Model venue rate limits in the simulator¶
Real exchanges throttle: weighted per-endpoint quotas, per-account order-action caps, burst bans after sustained 429s. Without modelling this, a market-maker backtest that puts up 800 orders/day looks identical to one that puts up 8000 — even though the real account would have spent the second half of the day rate-limited.
RateLimitPolicy adds a sliding-window quota model to
SimulatedExecutor. Each submit / cancel / replace consults the
policy first; an overflow emits REJECTED_RATE_LIMIT and the
action is not committed to the simulator.
What you configure¶
- One or more buckets, each with a window length, a capacity, and per-action weights. The standard pattern is two buckets — a short burst window (10s) and a sustained one (60s).
- An optional ban rule: after N consecutive rejects, ban every action for a fixed duration. Models the 3-minute IP ban that some venues apply after sustained 429s.
Canned profiles¶
| Profile | Buckets | Ban |
|---|---|---|
binance_um_futures |
50 / 10s, 300 / 60s | 3 rejects → 3m |
bybit_linear |
10 / 1s, 100 / 60s | 5 rejects → 1m |
okx_swap |
60 / 2s | 3 rejects → 2m |
deribit |
5 / 0.5s, 60 / 60s | 3 rejects → 1m |
Numbers approximate published rules; tune to your account tier.
Apply from a strategy¶
"""Attach a venue rate-limit policy to the simulated executor."""
import flox_py as flox
exec = flox.SimulatedExecutor()
# Use a canned profile.
policy = flox.RateLimitPolicy.binance_um_futures()
exec.set_rate_limit_policy(policy)
# Or build one manually:
custom = flox.RateLimitPolicy()
custom.add_bucket(name="orders_10s", window_ns=10_000_000_000, capacity=50)
custom.add_bucket(name="orders_60s", window_ns=60_000_000_000, capacity=300)
custom.set_ban(after_consecutive_rejects=3, ban_duration_ns=180_000_000_000)
exec.set_rate_limit_policy(custom)
# Inspect remaining capacity per bucket.
now_ns = 5_000_000_000
for s in custom.bucket_states(now_ns):
print(f"{s['name']}: used={s['used']} / {s['capacity']}")
Reading remaining capacity¶
bucket_states(now_ns) returns per-bucket usage.
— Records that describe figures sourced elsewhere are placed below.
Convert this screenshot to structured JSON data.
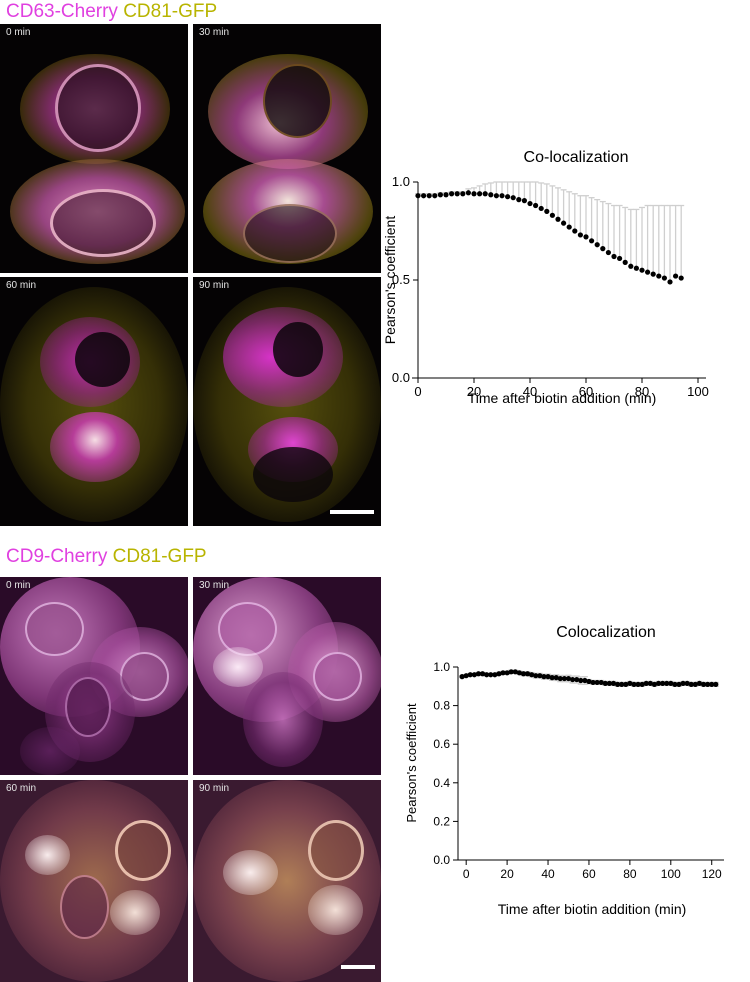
{
  "figure_top": {
    "label_parts": [
      "CD63-Cherry",
      "CD81-GFP"
    ],
    "time_labels": [
      "0 min",
      "30 min",
      "60 min",
      "90 min"
    ]
  },
  "figure_bottom": {
    "label_parts": [
      "CD9-Cherry",
      "CD81-GFP"
    ],
    "time_labels": [
      "0 min",
      "30 min",
      "60 min",
      "90 min"
    ]
  },
  "colors": {
    "magenta": "#e040e0",
    "olive": "#b8b400",
    "error_bar": "#cfcfcf",
    "point": "#000000"
  },
  "chart_data": [
    {
      "type": "scatter",
      "title": "Co-localization",
      "xlabel": "Time after biotin addition (min)",
      "ylabel": "Pearson's coefficient",
      "xlim": [
        0,
        100
      ],
      "ylim": [
        0.0,
        1.0
      ],
      "xticks": [
        "0",
        "20",
        "40",
        "60",
        "80",
        "100"
      ],
      "yticks": [
        "0.0",
        "0.5",
        "1.0"
      ],
      "error_bars": "upper",
      "x": [
        0,
        2,
        4,
        6,
        8,
        10,
        12,
        14,
        16,
        18,
        20,
        22,
        24,
        26,
        28,
        30,
        32,
        34,
        36,
        38,
        40,
        42,
        44,
        46,
        48,
        50,
        52,
        54,
        56,
        58,
        60,
        62,
        64,
        66,
        68,
        70,
        72,
        74,
        76,
        78,
        80,
        82,
        84,
        86,
        88,
        90,
        92,
        94
      ],
      "values": [
        0.93,
        0.93,
        0.93,
        0.93,
        0.935,
        0.935,
        0.94,
        0.94,
        0.94,
        0.945,
        0.94,
        0.94,
        0.94,
        0.935,
        0.93,
        0.93,
        0.925,
        0.92,
        0.91,
        0.905,
        0.89,
        0.88,
        0.865,
        0.85,
        0.83,
        0.81,
        0.79,
        0.77,
        0.75,
        0.73,
        0.72,
        0.7,
        0.68,
        0.66,
        0.64,
        0.62,
        0.61,
        0.59,
        0.57,
        0.56,
        0.55,
        0.54,
        0.53,
        0.52,
        0.51,
        0.49,
        0.52,
        0.51
      ],
      "errors": [
        0.01,
        0.01,
        0.01,
        0.01,
        0.01,
        0.01,
        0.01,
        0.01,
        0.01,
        0.02,
        0.03,
        0.04,
        0.05,
        0.06,
        0.07,
        0.07,
        0.08,
        0.08,
        0.09,
        0.1,
        0.11,
        0.12,
        0.13,
        0.14,
        0.15,
        0.16,
        0.17,
        0.18,
        0.19,
        0.2,
        0.21,
        0.22,
        0.23,
        0.24,
        0.25,
        0.26,
        0.27,
        0.28,
        0.29,
        0.3,
        0.32,
        0.34,
        0.35,
        0.36,
        0.37,
        0.39,
        0.36,
        0.37
      ]
    },
    {
      "type": "scatter",
      "title": "Colocalization",
      "xlabel": "Time after biotin addition (min)",
      "ylabel": "Pearson's coefficient",
      "xlim": [
        -4,
        126
      ],
      "ylim": [
        0.0,
        1.0
      ],
      "xticks": [
        "0",
        "20",
        "40",
        "60",
        "80",
        "100",
        "120"
      ],
      "yticks": [
        "0.0",
        "0.2",
        "0.4",
        "0.6",
        "0.8",
        "1.0"
      ],
      "error_bars": "both",
      "x": [
        -2,
        0,
        2,
        4,
        6,
        8,
        10,
        12,
        14,
        16,
        18,
        20,
        22,
        24,
        26,
        28,
        30,
        32,
        34,
        36,
        38,
        40,
        42,
        44,
        46,
        48,
        50,
        52,
        54,
        56,
        58,
        60,
        62,
        64,
        66,
        68,
        70,
        72,
        74,
        76,
        78,
        80,
        82,
        84,
        86,
        88,
        90,
        92,
        94,
        96,
        98,
        100,
        102,
        104,
        106,
        108,
        110,
        112,
        114,
        116,
        118,
        120,
        122
      ],
      "values": [
        0.95,
        0.955,
        0.96,
        0.96,
        0.965,
        0.965,
        0.96,
        0.96,
        0.96,
        0.965,
        0.97,
        0.97,
        0.975,
        0.975,
        0.97,
        0.965,
        0.965,
        0.96,
        0.955,
        0.955,
        0.95,
        0.95,
        0.945,
        0.945,
        0.94,
        0.94,
        0.94,
        0.935,
        0.935,
        0.93,
        0.93,
        0.925,
        0.92,
        0.92,
        0.92,
        0.915,
        0.915,
        0.915,
        0.91,
        0.91,
        0.91,
        0.915,
        0.91,
        0.91,
        0.91,
        0.915,
        0.915,
        0.91,
        0.915,
        0.915,
        0.915,
        0.915,
        0.91,
        0.91,
        0.915,
        0.915,
        0.91,
        0.91,
        0.915,
        0.91,
        0.91,
        0.91,
        0.91
      ],
      "errors": [
        0.005,
        0.005,
        0.005,
        0.005,
        0.005,
        0.006,
        0.006,
        0.006,
        0.006,
        0.007,
        0.007,
        0.008,
        0.008,
        0.008,
        0.009,
        0.01,
        0.01,
        0.011,
        0.012,
        0.012,
        0.013,
        0.013,
        0.014,
        0.015,
        0.016,
        0.016,
        0.017,
        0.018,
        0.018,
        0.019,
        0.02,
        0.01,
        0.01,
        0.01,
        0.01,
        0.01,
        0.01,
        0.01,
        0.01,
        0.01,
        0.01,
        0.01,
        0.01,
        0.01,
        0.01,
        0.01,
        0.01,
        0.01,
        0.01,
        0.01,
        0.01,
        0.01,
        0.01,
        0.01,
        0.01,
        0.01,
        0.01,
        0.01,
        0.01,
        0.01,
        0.01,
        0.01,
        0.01
      ]
    }
  ]
}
Use this to
implement back-off in the strategy before the venue rejects you:
for s in policy.bucket_states(now_ns):
headroom = s["capacity"] - s["used"]
if headroom < 5:
# back off — only a few slots left in this window
pass
Per-endpoint families¶
Real venues split quotas across families — trading endpoints, market-data feeds, and account-state queries don't share the same bucket. A strategy that polls position state aggressively can exhaust its account quota while the trading quota is barely touched.
RateLimitPolicy reflects that: each bucket belongs to a family
(default Trading), and try_consume(action, now_ns) only charges
buckets whose family matches the action. Canned profiles populate
all three families with realistic numbers.
| Action | Family |
|---|---|
submit / cancel / replace |
Trading |
query_account |
Account |
query_market_data |
MarketData |
Notes¶
- Reject-check is atomic across buckets: if any single bucket would overflow, none of them get charged. Stays consistent if you have three buckets configured and only the third one rejects.
- The replace action defaults to weight 2 across all canned profiles, matching most venues' published rules.
- Once a ban fires, every subsequent action rejects (no matter the per-bucket headroom) until the ban window expires.
- Set
policy.set_ban(0, 0)to disable the ban mechanism.